A pair of courts — one in Indiana, the other in Arizona — acted this week to grant emergency recognition to individuals in same-sex marriages facing the death of their partners.
On Thursday, a federal judge in Indiana approved an agreement in which the state would recognize of the marriage two women in the City of Whiting: Mayra Yvette Rivera, who’s undergoing chemotherapy for advanced ovarian cancer, and Veronica Romero.
The agreement came as a result of a lawsuit filed this week by the couple, who’ve been together more than 27 years and wed in March in Illinois.
U.S. District Judge Joseph Van Bokkelen approved the agreement in the wake of a decision from the U.S. Seventh Circuit Court of Appeals striking down Indiana’s ban on same-sex marriage as unconstitutional that, for time being, remains stayed.
Under the agreement, Indiana has agreed to list Romero’s name on the death certificate of Rivera in the event that she loses her battle with cancer.
The state agreed to recognize that union after the Seventh Circuit earlier required Indiana to recognize the marriage of Amy Sandler and Niki Quasney, another same-sex couple facing a terminal illness.
Indiana Attorney General Greg Zoeller is quoted in The Times of Northwest Indiana as saying that although he is bound to defend Indiana’s law in court, he must acquiesce to precedent.
“Our 7th Circuit Court of Appeals has previously made an exception to Indiana’s existing statute and recognized a plaintiff’s out-of-state marriage under similar, difficult circumstances.” Zoeller said. “In this new case, the stipulation both sides filed mirrors the 7th Circuit’s earlier approach.”

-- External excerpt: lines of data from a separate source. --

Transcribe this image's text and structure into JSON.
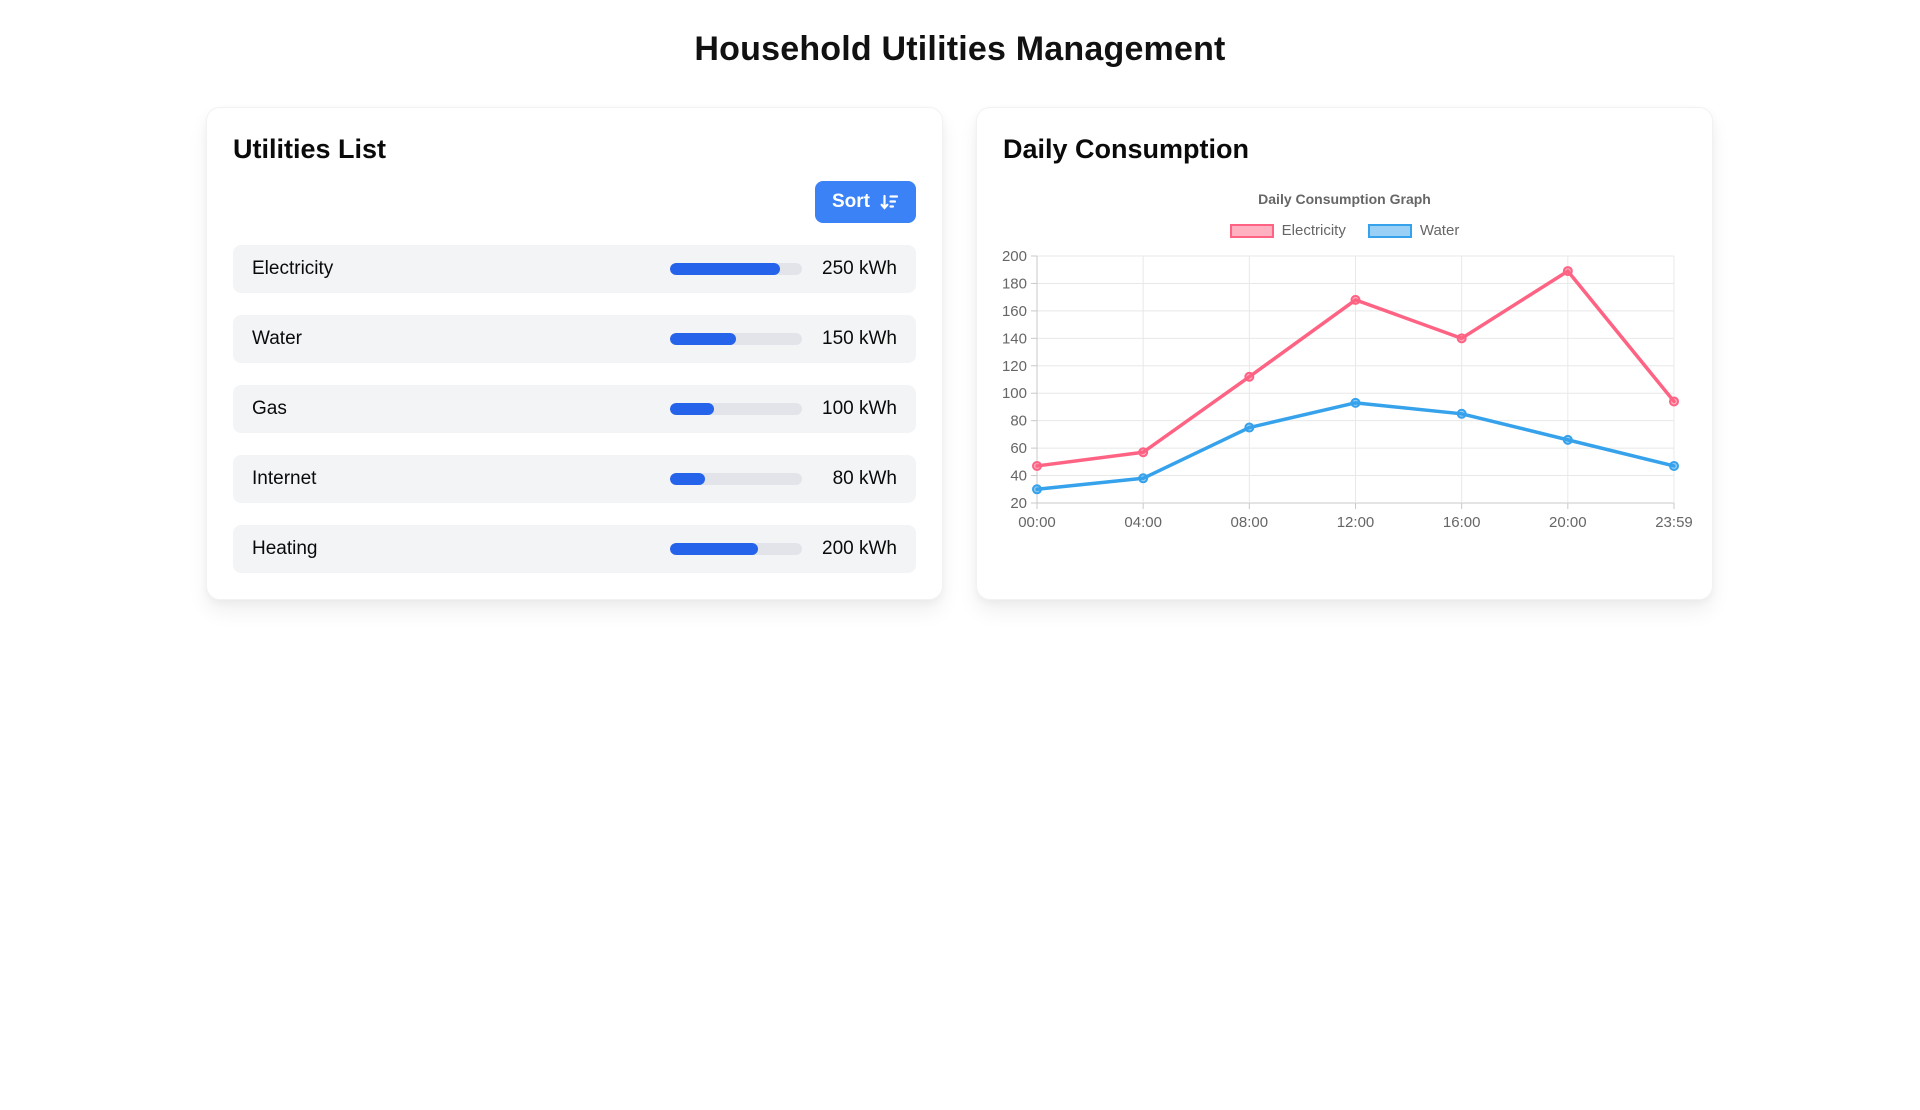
{
  "page": {
    "title": "Household Utilities Management"
  },
  "utilities": {
    "heading": "Utilities List",
    "sort_button": {
      "label": "Sort",
      "icon": "sort-descending-icon",
      "color": "#3b82f6"
    },
    "unit": "kWh",
    "max_value": 300,
    "bar_color": "#2563eb",
    "items": [
      {
        "name": "Electricity",
        "value": 250
      },
      {
        "name": "Water",
        "value": 150
      },
      {
        "name": "Gas",
        "value": 100
      },
      {
        "name": "Internet",
        "value": 80
      },
      {
        "name": "Heating",
        "value": 200
      }
    ]
  },
  "consumption": {
    "heading": "Daily Consumption"
  },
  "chart_data": {
    "type": "line",
    "title": "Daily Consumption Graph",
    "x": [
      "00:00",
      "04:00",
      "08:00",
      "12:00",
      "16:00",
      "20:00",
      "23:59"
    ],
    "series": [
      {
        "name": "Electricity",
        "color": "#ff6384",
        "fill": "rgba(255,99,132,0.5)",
        "values": [
          47,
          57,
          112,
          168,
          140,
          189,
          94
        ]
      },
      {
        "name": "Water",
        "color": "#36a2eb",
        "fill": "rgba(54,162,235,0.5)",
        "values": [
          30,
          38,
          75,
          93,
          85,
          66,
          47
        ]
      }
    ],
    "xlabel": "",
    "ylabel": "",
    "ylim": [
      20,
      200
    ],
    "ytick_step": 20,
    "grid": true,
    "legend_position": "top",
    "tick_color": "#666",
    "grid_color": "#e8e8e8",
    "axis_color": "#c9c9c9"
  }
}
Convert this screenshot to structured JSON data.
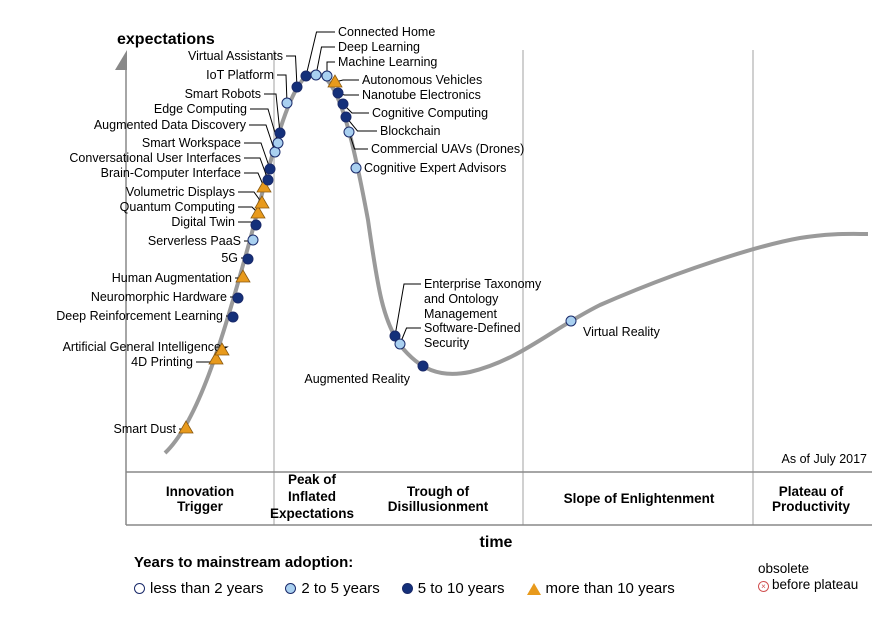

The next day, a federal judge in Arizona ordered the state to recognize for the purposes of a death certificate the marriage of two men: George Martinez, who recently died of pancreatic cancer, and Fred McQuire.
Martinez had passed away on August 28 after the couple had been together for 45 years and married in California. The LGBT group Lambda Legal filed emergency papers with the district court at the start of this month to ensure that McQuire’s name would appear on his late spouse’s death certificate.
U.S. District Judge John Sedwick, appointed by George H. W. Bush, granted the temporary restraining order on Arizona after a hearing that took place on the same day.
Even with the state recognition of their marriage, McQuire, who, according to Freedom to Marry, is also battling a life-threatening illness, won’t be eligible for Social Security and veterans benefits to which he would otherwise be entitled as Martinez’ spouse. Federal law for these benefits looks to state of residence, not the celebration, to determine whether a couple is married.
Evan Wolfson, president of the LGBT group Freedom to Marry, said he welcomes the Arizona decision, but couples shouldn’t have to fight for the marriages in state-by-state, which is why the U.S. Supreme Court should weigh in.
“Couples in America should not have to play ‘now you’re married, now you’re not’ depending on which state they are in when a tragedy strikes, and states should not pick and choose which marriages they will respect and which they won’t as if we did not have one Constitution protecting all of us,” Wolfson said.